Come Wednesday December 11th from 5-8pm for a fun & educational experience here at Orca. The lunchroom will spread out into a virtual cornucopia, a treasure trove, a plethora of science! This event is always fun and widely attended by Orca families & friends. Come see what students have been learning in the area of science. Plus- the Seward Park Audubon Society will be there to help us dissect owl pellets (mice bones galore!).
Most classes get a couple of chances to harvest greens for the food bank during their garden class time. This is another activity that reinforces our social justice focus at Orca. This can also help take the cultural stigma out of poverty & the fact that some folks need help sometimes. We have an amazing relationship with the Rainier Valley Food Bank that involves canned & packaged food donations and our incredible greens & produce also.
Greens love this cold weather and our garden is still pumping out rainbow chard, dino kale, russian red kale, and collards.
The “closing down” of the garden for the season is always a yearly highlight that gets kids active and engaged in the garden. They get to stomp around in the soil harvesting the last of the goodies still there AND help tear it all down for the winter. Today they cycled through 4 activities.
1. Tearing out calendula and nastertium plants
2. Chopping of the plants into compost
3. Harvesting potatoes
4. Harvesting mint for mint tea this winter (and drinking some before washing our own cups!)
Alright- we don’t grow fish or seaweed, so what are we thinking? Well I think that using local and home grown foods as substitutions in favorite foods is a great plan for increasing our food security and enacting a more sustainable food system.
So we wrapped our rice and homegrown carrots in chard and kale and VOILA- Orca Sushi. I picked up some daikon radish, rice vinegar, and soy sauce for some added flavor. Students brought the recipes home to share and a student even showed me their lunch yesterday w/ chard sushi they made at home!!
Well we have just powered through another amazing harvest festival- where we celebrate the end of the gardening season and all the things we are thankful for. This is a great school community event full of fun activities related to gardening and food. We brought out our infamous cider press and got to juicin’. Thank you to all the parental volunteers who REALLY made this event happen- you’re awesome! We had so many activities because of all their talents and hard work- fresh waffles from scratch, tamale making, lavender sache’s, herbal tea bags, pumpkin ring toss, and the fabulous leaf crowns.
The potluck food was great and all the cinnamon and pumpkin flavored foods had the greenhouse smelling delightful.
It was great to see all the parents and family members coming by too.
Why not use a free, organic, local resource to help protect our garden this Winter?
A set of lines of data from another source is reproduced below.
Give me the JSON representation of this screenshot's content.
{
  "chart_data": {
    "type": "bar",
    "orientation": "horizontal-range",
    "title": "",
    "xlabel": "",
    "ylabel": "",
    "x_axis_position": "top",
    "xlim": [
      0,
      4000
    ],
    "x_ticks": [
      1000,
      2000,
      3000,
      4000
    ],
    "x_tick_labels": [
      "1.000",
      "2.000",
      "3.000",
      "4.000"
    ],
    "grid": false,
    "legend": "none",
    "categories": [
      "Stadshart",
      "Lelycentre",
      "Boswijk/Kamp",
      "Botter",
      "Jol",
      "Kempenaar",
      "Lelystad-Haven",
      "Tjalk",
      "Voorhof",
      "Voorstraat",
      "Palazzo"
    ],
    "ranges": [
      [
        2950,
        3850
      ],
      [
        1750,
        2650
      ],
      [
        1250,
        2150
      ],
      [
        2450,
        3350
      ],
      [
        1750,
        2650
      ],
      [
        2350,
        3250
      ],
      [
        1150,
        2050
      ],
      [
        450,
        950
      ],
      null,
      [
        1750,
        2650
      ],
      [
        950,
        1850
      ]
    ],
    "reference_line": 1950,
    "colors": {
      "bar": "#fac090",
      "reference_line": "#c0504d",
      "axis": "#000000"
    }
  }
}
Mulching protects against frost, snow, & ice, while also retaining moisture and keeping down weeds. The leaves were in abundance here and we collected them with an Orca fervor and a passionate quest for sustainability.
I’m not the biggest fan of rewards, but……How about a carrot for all that hard work piling and mulching? Sounds fair!
What better way to explore fresh, local, organic food than to harvest, cook, and eat some soup from the garden?
The deliciousness kept coming as students asked for seconds and thirds of that infamous Orca soup. What’s the secret? Tons o’ veggies from the garden, lots o’ love, and a few bouillon cubes (we don’t want to ruin a soup experience with a watery taste!).
We really get a chance to explore so many different areas of study- local food systems, nutrition, science, and art. These diversified subjects help keep lessons & concepts dynamic and interesting. Local & organic Orca soup helps keep us warm on these cold fall days also.